Women In Aviation International Opens 2026 Scholarship Program

Originally published at: Women in Aviation International Opens 2026 Scholarship Program - AVweb

More than $200,000 will be available.

Sounds discriminatory.

Discriminatory? Not even close.

WAI scholarships are open to all genders. You just need to be a member and support the mission of bringing more women into aviation. Simple.

Here’s why it still matters (FAA data, Dec 2024):

– Total women pilots: 91,694 → 10.8%

– Students: 15.9%

– Private: 8.9%

– Commercial: 10.0%

– ATP: 5.5%

– CFIs: 9.0%

– Drone pilots: 8.7%

Nobody’s getting left out, just more folks getting a fair shot. That’s what progress looks like.

How do they define “woman” ?

Maybe women just don’t want to be in aviation to satisfy your numbers game Raf. Did you ever think of that Raf?

You’re such a misandrist Raf…

Glad to hear the numbers of women pilots growing, however, student pilots are not truly pilots. Regardless of gender, large numbers of student pilots give up flying before earning their certificates. It is preferable to examine only the numbers of actual women pilots who are certified by the FAA.

WAI scholarships are open to all genders.

Yes, at least in theory. But a quick spot-check of their actual scholarship recipients suggests that ‘Y’ chromosomes had best stay home.


@BGanson

Fair enough, student pilots aren’t fully certified yet. But let’s not pretend they don’t count. They hold FAA-issued certificates. They may take ground school, get to solo, or complete on not their certification. They’re logging hours, making decisions, and building the foundation every certified pilot stands on.

The Student Pilot certificate is the official entry point into the pilot pipeline. No one skips it.

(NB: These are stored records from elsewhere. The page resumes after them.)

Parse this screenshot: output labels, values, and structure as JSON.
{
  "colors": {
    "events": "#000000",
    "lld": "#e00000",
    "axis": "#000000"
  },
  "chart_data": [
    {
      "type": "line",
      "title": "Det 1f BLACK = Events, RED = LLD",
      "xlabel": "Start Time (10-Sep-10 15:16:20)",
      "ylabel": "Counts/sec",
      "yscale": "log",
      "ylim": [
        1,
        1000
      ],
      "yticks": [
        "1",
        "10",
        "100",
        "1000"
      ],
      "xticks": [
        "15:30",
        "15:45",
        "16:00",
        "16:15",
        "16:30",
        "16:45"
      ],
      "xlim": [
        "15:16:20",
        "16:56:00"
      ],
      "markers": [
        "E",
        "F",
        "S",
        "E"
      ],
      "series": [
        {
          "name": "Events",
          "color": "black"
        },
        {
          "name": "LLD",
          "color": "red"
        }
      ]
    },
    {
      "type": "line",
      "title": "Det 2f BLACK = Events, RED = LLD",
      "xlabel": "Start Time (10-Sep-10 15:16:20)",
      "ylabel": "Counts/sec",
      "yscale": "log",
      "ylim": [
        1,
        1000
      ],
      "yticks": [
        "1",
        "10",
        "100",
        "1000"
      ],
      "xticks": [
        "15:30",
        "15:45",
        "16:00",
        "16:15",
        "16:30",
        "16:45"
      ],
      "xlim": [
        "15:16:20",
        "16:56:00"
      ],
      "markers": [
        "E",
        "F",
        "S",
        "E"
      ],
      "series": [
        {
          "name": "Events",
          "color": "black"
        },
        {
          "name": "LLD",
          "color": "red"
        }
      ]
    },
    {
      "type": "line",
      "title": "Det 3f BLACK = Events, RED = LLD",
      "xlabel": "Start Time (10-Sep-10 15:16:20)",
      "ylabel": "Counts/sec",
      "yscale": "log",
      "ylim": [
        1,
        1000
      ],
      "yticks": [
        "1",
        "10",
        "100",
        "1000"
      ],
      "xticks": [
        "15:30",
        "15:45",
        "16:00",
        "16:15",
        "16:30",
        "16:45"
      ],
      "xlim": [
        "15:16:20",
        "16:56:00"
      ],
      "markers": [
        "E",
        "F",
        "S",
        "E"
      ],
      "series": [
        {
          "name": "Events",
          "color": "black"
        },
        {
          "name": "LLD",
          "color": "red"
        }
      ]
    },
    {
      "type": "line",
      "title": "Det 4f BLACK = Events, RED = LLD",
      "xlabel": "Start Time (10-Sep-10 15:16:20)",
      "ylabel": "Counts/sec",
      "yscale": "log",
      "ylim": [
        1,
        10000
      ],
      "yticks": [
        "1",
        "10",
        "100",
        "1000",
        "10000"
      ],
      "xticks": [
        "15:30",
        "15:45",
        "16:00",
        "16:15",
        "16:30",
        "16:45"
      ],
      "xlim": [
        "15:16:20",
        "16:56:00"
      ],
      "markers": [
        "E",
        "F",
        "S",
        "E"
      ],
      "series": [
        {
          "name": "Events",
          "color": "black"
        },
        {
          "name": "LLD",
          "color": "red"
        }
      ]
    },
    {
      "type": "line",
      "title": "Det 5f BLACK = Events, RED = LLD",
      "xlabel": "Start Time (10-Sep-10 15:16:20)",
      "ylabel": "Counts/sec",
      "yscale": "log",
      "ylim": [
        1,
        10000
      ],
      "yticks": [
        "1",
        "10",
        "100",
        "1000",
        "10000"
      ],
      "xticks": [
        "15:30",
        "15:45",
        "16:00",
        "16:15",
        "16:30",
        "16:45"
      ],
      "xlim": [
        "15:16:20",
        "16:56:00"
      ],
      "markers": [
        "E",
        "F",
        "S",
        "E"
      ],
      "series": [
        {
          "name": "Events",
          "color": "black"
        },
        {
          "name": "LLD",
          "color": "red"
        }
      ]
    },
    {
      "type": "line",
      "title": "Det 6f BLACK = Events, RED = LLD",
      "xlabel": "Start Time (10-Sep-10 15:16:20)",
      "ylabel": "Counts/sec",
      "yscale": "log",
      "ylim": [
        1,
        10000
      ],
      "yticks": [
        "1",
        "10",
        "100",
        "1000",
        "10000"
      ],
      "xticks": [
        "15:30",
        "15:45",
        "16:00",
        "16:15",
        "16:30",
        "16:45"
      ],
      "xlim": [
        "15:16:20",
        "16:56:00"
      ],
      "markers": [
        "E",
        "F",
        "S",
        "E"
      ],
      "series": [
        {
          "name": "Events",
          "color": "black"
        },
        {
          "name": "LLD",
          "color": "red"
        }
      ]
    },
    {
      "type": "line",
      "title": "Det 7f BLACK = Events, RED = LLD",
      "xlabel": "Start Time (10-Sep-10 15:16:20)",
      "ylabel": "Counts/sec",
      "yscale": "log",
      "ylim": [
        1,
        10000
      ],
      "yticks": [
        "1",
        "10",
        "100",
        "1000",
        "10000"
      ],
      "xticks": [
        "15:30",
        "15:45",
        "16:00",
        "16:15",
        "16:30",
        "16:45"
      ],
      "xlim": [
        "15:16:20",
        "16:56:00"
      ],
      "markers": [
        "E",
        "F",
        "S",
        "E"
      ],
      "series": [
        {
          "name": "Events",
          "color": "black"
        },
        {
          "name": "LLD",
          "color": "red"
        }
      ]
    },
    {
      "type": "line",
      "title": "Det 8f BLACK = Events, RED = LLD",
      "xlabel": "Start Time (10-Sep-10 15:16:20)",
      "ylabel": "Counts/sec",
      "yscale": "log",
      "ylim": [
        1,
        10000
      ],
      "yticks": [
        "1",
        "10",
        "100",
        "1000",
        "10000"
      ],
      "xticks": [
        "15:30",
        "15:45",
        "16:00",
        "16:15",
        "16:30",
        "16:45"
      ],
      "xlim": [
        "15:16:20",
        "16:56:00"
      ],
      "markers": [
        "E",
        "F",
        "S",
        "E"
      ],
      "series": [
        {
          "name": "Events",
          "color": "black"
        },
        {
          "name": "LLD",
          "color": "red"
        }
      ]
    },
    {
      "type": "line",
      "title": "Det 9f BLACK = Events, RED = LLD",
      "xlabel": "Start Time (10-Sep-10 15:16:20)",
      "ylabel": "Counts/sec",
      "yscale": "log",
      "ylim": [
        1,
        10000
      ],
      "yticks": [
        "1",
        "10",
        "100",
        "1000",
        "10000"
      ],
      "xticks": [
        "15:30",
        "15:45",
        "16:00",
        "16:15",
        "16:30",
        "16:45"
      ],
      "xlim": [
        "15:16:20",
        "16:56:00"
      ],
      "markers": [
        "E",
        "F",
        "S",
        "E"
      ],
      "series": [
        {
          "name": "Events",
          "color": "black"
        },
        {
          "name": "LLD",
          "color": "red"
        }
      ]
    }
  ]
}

Not the CFIs. Not the airline captains. Not the charter operators. Every one of them started as a student pilot.

They also fill the seats at flight schools, keep instructors flying, and keep the trade alive. Pull student pilots out of the equation and the system grinds down fast. Ask any CFI or FBO owner.

And let’s look at the bigger picture:
– In 2012, there were 26,854 women holding FAA pilot certificates
– By 2022, that number rose to 30,244 certified women pilots
ATP numbers nearly doubled from ~4,200 to over 8,200
Commercial and CFI numbers also jumped by 25–35%
That’s growth, not shrinkage—and it all started in the student ranks.

So yes, student pilot numbers matter, because they are the future, and right now, they’re trending in the right direction.